Fushë-Krujë is a city in
Durrës County, Albania. At the 2015 local government reform it became a subdivision of the municipality Krujë. The population as of the 2023 census is 17,877.

The city has gained wider fame due to President George W. Bush's visit on Sunday, 10 June 2007. A statue was erected in his honor in 2011.

Fushë-Krujë has been designated as the future site of a cement factory to be operated by Antea Cement Sh.A., a subsidiary of Titan Cement of Greece. The Fushe Kruja Cement Factory is already operating in the town.
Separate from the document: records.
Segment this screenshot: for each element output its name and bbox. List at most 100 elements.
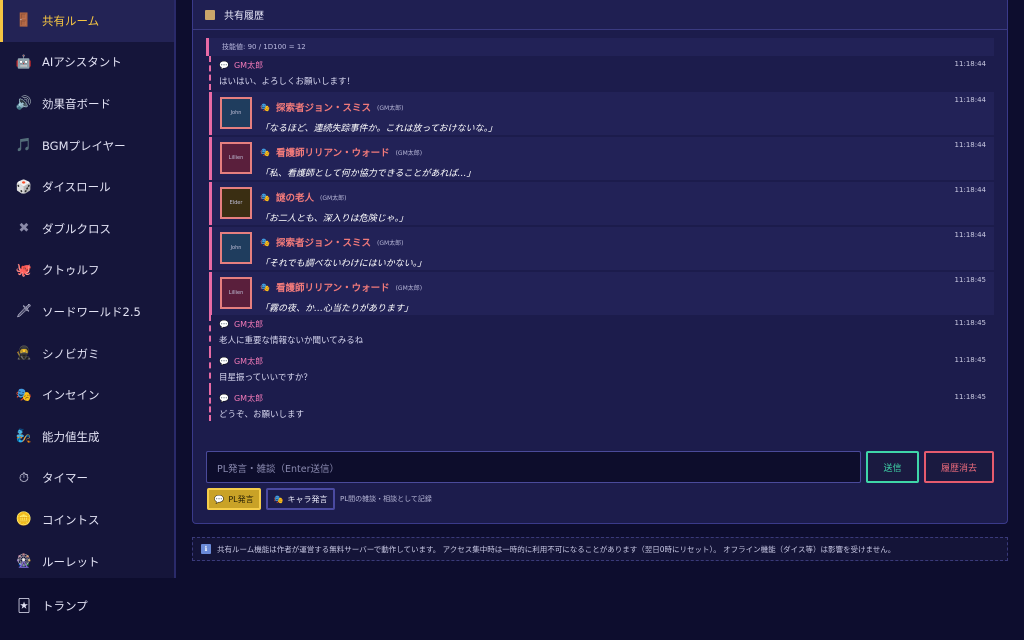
chara-name: 看護師リリアン・ウォード: [275, 148, 390, 159]
shared-history-panel: 共有履歴 技能値: 90 / 1D100 = 12 💬 GM太郎 はいはい、よろし…: [192, 0, 1008, 524]
speech-bubble-icon: 💬: [214, 494, 225, 504]
playing-card-icon: 🃏: [17, 598, 31, 614]
sidebar-item-label: ソードワールド2.5: [42, 304, 141, 319]
sidebar-item-label: 効果音ボード: [42, 96, 111, 111]
speaker-icon: 🔊: [15, 96, 33, 112]
sidebar-item-timer[interactable]: ⏱ タイマー: [0, 458, 174, 500]
sidebar-item-label: コイントス: [42, 512, 100, 527]
sword-icon: 🗡: [15, 304, 33, 320]
sidebar-item-coin-toss[interactable]: 🪙 コイントス: [0, 499, 174, 541]
coin-icon: 🪙: [15, 512, 33, 528]
pl-mode-label: PL発言: [228, 494, 254, 504]
clear-history-button[interactable]: 履歴消去: [924, 451, 994, 483]
octopus-icon: 🐙: [15, 262, 33, 278]
sidebar-item-shinobigami[interactable]: 🥷 シノビガミ: [0, 333, 174, 375]
server-notice: ℹ 共有ルーム機能は作者が運営する無料サーバーで動作しています。 アクセス集中時…: [192, 537, 1008, 561]
avatar: Lillien: [220, 277, 252, 309]
dice-icon: 🎲: [15, 179, 33, 195]
message-time: 11:18:44: [954, 141, 986, 149]
avatar: John: [220, 232, 252, 264]
theater-mask-icon: 🎭: [260, 147, 270, 157]
message-time: 11:18:44: [954, 96, 986, 104]
sidebar-item-ai-assistant[interactable]: 🤖 AIアシスタント: [0, 42, 174, 84]
sidebar-item-sword-world[interactable]: 🗡 ソードワールド2.5: [0, 291, 174, 333]
message-text: 「お二人とも、深入りは危険じゃ。」: [260, 214, 409, 224]
chat-log[interactable]: 技能値: 90 / 1D100 = 12 💬 GM太郎 はいはい、よろしくお願いし…: [206, 38, 994, 440]
sidebar-item-sound-board[interactable]: 🔊 効果音ボード: [0, 83, 174, 125]
chara-name: 探索者ジョン・スミス: [275, 103, 371, 114]
speech-bubble-icon: 💬: [219, 61, 229, 70]
chara-owner: (GM太郎): [376, 239, 404, 247]
theater-mask-icon: 🎭: [260, 192, 270, 202]
sidebar-item-label: インセイン: [42, 388, 100, 403]
sidebar-item-label: ルーレット: [42, 554, 100, 569]
message-text: どうぞ、お願いします: [219, 410, 305, 420]
robot-icon: 🤖: [15, 54, 33, 70]
theater-mask-icon: 🎭: [273, 494, 284, 504]
message-time: 11:18:45: [954, 356, 986, 364]
message-time: 11:18:45: [954, 276, 986, 284]
message-text: 「霧の夜、か…心当たりがあります」: [260, 304, 414, 314]
chara-name: 探索者ジョン・スミス: [275, 238, 371, 249]
sidebar-item-label: ダブルクロス: [42, 221, 111, 236]
gm-message: 💬 GM太郎 老人に重要な情報ないか聞いてみるね 11:18:45: [209, 315, 994, 352]
sidebar-item-label: クトゥルフ: [42, 263, 100, 278]
stopwatch-icon: ⏱: [18, 470, 30, 486]
speech-bubble-icon: 💬: [219, 320, 229, 329]
sidebar-item-roulette[interactable]: 🎡 ルーレット: [0, 541, 174, 583]
chara-mode-label: キャラ発言: [287, 494, 328, 504]
theater-mask-icon: 🎭: [15, 387, 33, 403]
sidebar-item-cthulhu[interactable]: 🐙 クトゥルフ: [0, 250, 174, 292]
cross-icon: ✖: [18, 221, 30, 237]
theater-mask-icon: 🎭: [260, 102, 270, 112]
message-time: 11:18:44: [954, 186, 986, 194]
genie-icon: 🧞: [15, 429, 33, 445]
chara-name: 看護師リリアン・ウォード: [275, 283, 390, 294]
chara-mode-button[interactable]: 🎭 キャラ発言: [266, 488, 335, 510]
sidebar-item-label: シノビガミ: [42, 346, 100, 361]
message-time: 11:18:45: [954, 393, 986, 401]
sidebar: 🚪 共有ルーム 🤖 AIアシスタント 🔊 効果音ボード 🎵 BGMプレイヤー 🎲 ダイスロ…: [0, 0, 176, 578]
message-text: 「なるほど、連続失踪事件か。これは放っておけないな。」: [260, 124, 498, 134]
sidebar-item-label: ダイスロール: [42, 180, 111, 195]
sidebar-item-label: タイマー: [42, 471, 88, 486]
sidebar-item-label: AIアシスタント: [42, 55, 122, 70]
sidebar-item-bgm-player[interactable]: 🎵 BGMプレイヤー: [0, 125, 174, 167]
info-icon: ℹ: [201, 544, 211, 554]
sidebar-item-stat-generator[interactable]: 🧞 能力値生成: [0, 416, 174, 458]
sidebar-item-label: 共有ルーム: [42, 13, 100, 28]
sidebar-item-dice-roll[interactable]: 🎲 ダイスロール: [0, 166, 174, 208]
sidebar-item-playing-cards[interactable]: 🃏 トランプ: [0, 586, 176, 626]
sidebar-item-double-cross[interactable]: ✖ ダブルクロス: [0, 208, 174, 250]
sidebar-item-insane[interactable]: 🎭 インセイン: [0, 374, 174, 416]
ninja-icon: 🥷: [15, 346, 33, 362]
chara-message: John 🎭 探索者ジョン・スミス (GM太郎) 「なるほど、連続失踪事件か。これは…: [209, 92, 994, 135]
door-icon: 🚪: [15, 13, 33, 29]
book-icon: [205, 9, 215, 20]
sidebar-item-shared-room[interactable]: 🚪 共有ルーム: [0, 0, 174, 42]
notice-text: 共有ルーム機能は作者が運営する無料サーバーで動作しています。 アクセス集中時は一…: [217, 544, 896, 554]
chara-owner: (GM太郎): [319, 194, 347, 202]
chara-owner: (GM太郎): [395, 284, 423, 292]
message-text: 目星振っていいですか？: [219, 373, 312, 383]
gm-message: 💬 GM太郎 目星振っていいですか？ 11:18:45: [209, 352, 994, 389]
panel-title: 共有履歴: [224, 11, 264, 22]
chara-message: Lillien 🎭 看護師リリアン・ウォード (GM太郎) 「霧の夜、か…心当たりが…: [209, 272, 994, 315]
gm-name: GM太郎: [233, 61, 264, 70]
avatar: Lillien: [220, 142, 252, 174]
avatar: John: [220, 97, 252, 129]
pl-mode-button[interactable]: 💬 PL発言: [207, 488, 261, 510]
gm-name: GM太郎: [233, 357, 264, 366]
chara-message: Elder 🎭 謎の老人 (GM太郎) 「お二人とも、深入りは危険じゃ。」 11:1…: [209, 182, 994, 225]
sidebar-item-label: 能力値生成: [42, 429, 100, 444]
send-button[interactable]: 送信: [866, 451, 919, 483]
chara-owner: (GM太郎): [395, 149, 423, 157]
chara-owner: (GM太郎): [376, 104, 404, 112]
speech-bubble-icon: 💬: [219, 394, 229, 403]
gm-message: 💬 GM太郎 はいはい、よろしくお願いします！ 11:18:44: [209, 56, 994, 90]
chara-name: 謎の老人: [275, 193, 314, 204]
message-text: 老人に重要な情報ないか聞いてみるね: [219, 336, 364, 346]
avatar: Elder: [220, 187, 252, 219]
pl-message-input[interactable]: PL発言・雑談（Enter送信）: [206, 451, 861, 483]
message-time: 11:18:45: [954, 319, 986, 327]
It is a subsidiary of the Seament Group who are a leader in Sea Bulk Shipping and also own the Elbasan Cement Factory in Elbasan.

The etymology of Fushë-Krujë from the Albanian language translates into English as “Field of Kruja” a field of the city.

==Climate==
Fushë-Krujë has a mediterranean climate (Köppen climate classification: Csa).

Climate data for Fushë-Krujë
| Month | Jan | Feb | Mar | Apr | May | Jun | Jul | Aug | Sep | Oct | Nov | Dec | Year |
| Mean daily maximum °C (°F) | 10.1 (50.2) | 11.6 (52.9) | 14.5 (58.1) | 18.2 (64.8) | 22.9 (73.2) | 27.1 (80.8) | 29.4 (84.9) | 29.3 (84.7) | 25.8 (78.4) | 20.5 (68.9) | 15.5 (59.9) | 11.6 (52.9) | 19.7 (67.5) |
| Daily mean °C (°F) | 6.7 (44.1) | 8.0 (46.4) | 10.3 (50.5) | 13.7 (56.7) | 18.0 (64.4) | 22.1 (71.8) | 24.1 (75.4) | 23.9 (75.0) | 20.6 (69.1) | 16.0 (60.8) | 11.8 (53.2) | 8.2 (46.8) | 15.3 (59.5) |
| Mean daily minimum °C (°F) | 3.3 (37.9) | 4.5 (40.1) | 6.1 (43.0) | 9.2 (48.6) | 13.2 (55.8) | 17.1 (62.8) | 18.9 (66.0) | 18.6 (65.5) | 15.5 (59.9) | 11.6 (52.9) | 8.2 (46.8) | 4.9 (40.8) | 10.9 (51.7) |
| Average precipitation mm (inches) | 150 (5.9) | 135 (5.3) | 114 (4.5) | 97 (3.8) | 83 (3.3) | 55 (2.2) | 33 (1.3) | 42 (1.7) | 78 (3.1) | 116 (4.6) | 172 (6.8) | 161 (6.3) | 1,236 (48.8) |
Source:

==Honorary citizens==
- George W. Bush
- Drita Ziri - Miss Earth 2023 winner, the First Albanian to win the pageant as the youngest titleholder at age of 18. And also the first Albanian woman to win one of the Big Four international beauty pageants.